Re: [RFC PATCH v2 0/6] Energy Aware Scheduling

From: Dietmar Eggemann
Date: Tue Apr 17 2018 - 13:22:15 EST


Hi Leo,

On 04/17/2018 02:50 PM, Leo Yan wrote:
Hi Dietmar,

On Fri, Apr 06, 2018 at 04:36:01PM +0100, Dietmar Eggemann wrote:

[...]

1.1 Energy Model

A CPU with asymmetric core capacities features cores with significantly
different energy and performance characteristics. As the configurations
can vary greatly from one SoC to another, designing an energy-efficient
scheduling heuristic that performs well on a broad spectrum of platforms
appears to be particularly hard.
This proposal attempts to solve this issue by providing the scheduler
with an energy model of the platform which enables energy impact
estimation of scheduling decisions in a generic way. The energy model is
kept very simple as it represents only the active power of CPUs at all
available P-states and relies on existing data in the kernel (only used
by the thermal subsystem so far).
This proposal does not include the power consumption of C-states and
cluster-level resources which were originally introduced in [1] since
firstly, their impact on task placement decisions appears to be
neglectable on modern asymmetric platforms and secondly, they require
additional infrastructure and data (e.g new DT entries).

Seems to me, if we move forward a bit for the energy model, we can use
more simple method by generate power consumption:

Power(@Freq) = Power(cpu_util=100%@Freq) - Power(cpu_util=%0@Freq)

From upper formula, the power data includes CPU and cluster level
power (and includes dynamic power and static leakage) but this is
quite straightforward for measurement.

I read a bit for Quentin's slides for simplized power modeling
experiments [1], IIUC the simplized power modeling still bases on the
distinguished CPU and cluster c-state and p-state power data, and just
select CPU p-state power data for scheduler. I wander if we can
> simplize the power measurement, so the power data can be generated in
> single one testing and the power data without any post processing.
>
> This might need more detailed experiment to support this idea, just
> want to know how about you guys think for this?
>
> This is a side topic for this patch series, so whatever the conclusion
> for it, I think this will not impact anything of this patch series
> implementation and upstreaming.
>
> [1] http://connect.linaro.org/resource/hkg18/hkg18-501/

The simplified Energy Model in this patch-set only contains the per-cpu p-state power data. This allows us to only rely on the knowledge of which OPP's (opp frequency/max frequency) we have for the individual frequency domains and the CPU dt property 'dynamic-power-coefficient'. This is even encapsulated in the new PM_OPP library function dev_pm_opp_get_power().

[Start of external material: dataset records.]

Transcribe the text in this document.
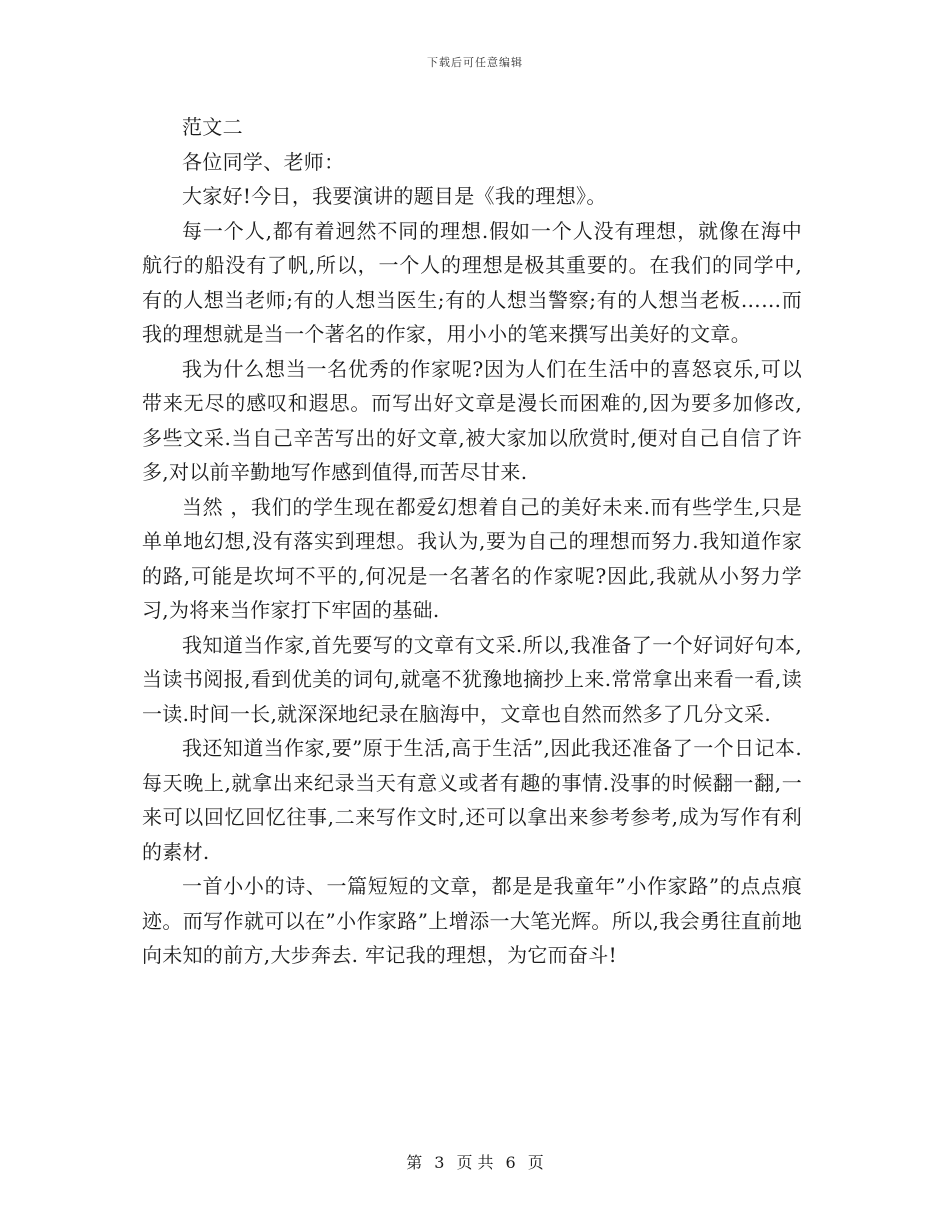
下载后可任意编辑

范文二

各位同学、老师：

大家好!今日，我要演讲的题目是《我的理想》。

每一个人,都有着迥然不同的理想.假如一个人没有理想，就像在海中航行的船没有了帆,所以，一个人的理想是极其重要的。在我们的同学中,有的人想当老师;有的人想当医生;有的人想当警察;有的人想当老板……而我的理想就是当一个著名的作家，用小小的笔来撰写出美好的文章。

我为什么想当一名优秀的作家呢?因为人们在生活中的喜怒哀乐,可以带来无尽的感叹和遐思。而写出好文章是漫长而困难的,因为要多加修改,多些文采.当自己辛苦写出的好文章,被大家加以欣赏时,便对自己自信了许多,对以前辛勤地写作感到值得,而苦尽甘来.

当然 ，我们的学生现在都爱幻想着自己的美好未来.而有些学生,只是单单地幻想,没有落实到理想。我认为,要为自己的理想而努力.我知道作家的路,可能是坎坷不平的,何况是一名著名的作家呢?因此,我就从小努力学习,为将来当作家打下牢固的基础.

我知道当作家,首先要写的文章有文采.所以,我准备了一个好词好句本,当读书阅报,看到优美的词句,就毫不犹豫地摘抄上来.常常拿出来看一看,读一读.时间一长,就深深地纪录在脑海中，文章也自然而然多了几分文采.

我还知道当作家,要”原于生活,高于生活”,因此我还准备了一个日记本.每天晚上,就拿出来纪录当天有意义或者有趣的事情.没事的时候翻一翻,一来可以回忆回忆往事,二来写作文时,还可以拿出来参考参考,成为写作有利的素材.

一首小小的诗、一篇短短的文章，都是是我童年”小作家路”的点点痕迹。而写作就可以在”小作家路”上增添一大笔光辉。所以,我会勇往直前地向未知的前方,大步奔去. 牢记我的理想，为它而奋斗!

第 3 页 共 6 页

Please note that this has to be redesigned since neither Rafael nor Peter like the idea of using PM_OPP library here. But we will continue to only use per-cpu p-state power data.

[...]

30 iterations of perf bench sched messaging --pipe --thread --group G
--loop L with G=[1 2 4 8] and L=50000 (Hikey960)/16000 (Juno r0).

What's the reason to select different loop number for Hikey960 and
Juno? Based on the testing time?

The Juno r0 board has only ~0.3 of the performance of the Hikey960. We wanted to have roughly comparable test execution time numbers. We're only interested in the difference between running w/ and w/o this code per platform.